Victor Duchovni wrote:
To enable EECDH on a TLSv1 server:
SSL_CTX *server_ctx
int nid;
EC_KEY *ecdh;
const char *curve;
/*
* Elliptic-Curve Diffie-Hellman parameters are either "named curves"
* from RFC 4492 section 5.1.1, or explicitly described curves over
* binary fields. OpenSSL only supports the "named curves", which provide
* maximum interoperability.
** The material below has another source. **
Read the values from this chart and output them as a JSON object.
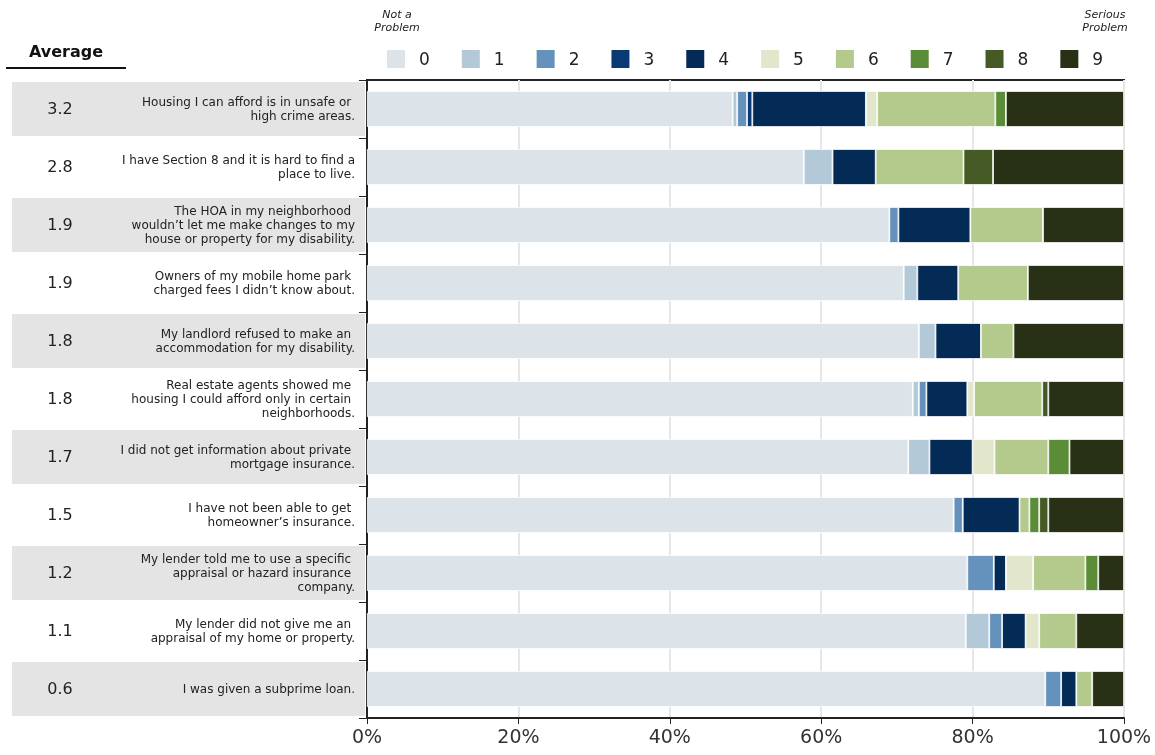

The recommended curve for 128-bit work-factor
* key exchange is "prime256v1" a.k.a. "secp256r1" from Section 2.7 of
* http://www.secg.org/download/aid-386/sec2_final.pdf
*/
if ((nid = OBJ_sn2nid(curve)) == NID_undef) {
/* unknown curve */
return (0);
}
ERR_clear_error();
if ((ecdh = EC_KEY_new_by_curve_name(nid)) == 0
|| SSL_CTX_set_tmp_ecdh(server_ctx, ecdh) == 0) {
tls_print_errors();
return (0);
}
return (1);
To enable ECDSA certs, just configure an additional cert/key pair in
the server. You can configure up to 3 certficates, one RSA cert, one
DSA cert and one ECDSA cert. The code for adding more certs is the
same for RSA and DSA.
Which cipher-suite will actually be used by the client and server depends
on the client's and server's cipherlist, and whether the server takes
the client's preferences or asserts its own. Clearly both the client and
server need to support EC ciphers.
Does 'openssl s_server' support this? Are there public ECC TLS
implementations this is known to interoperate with?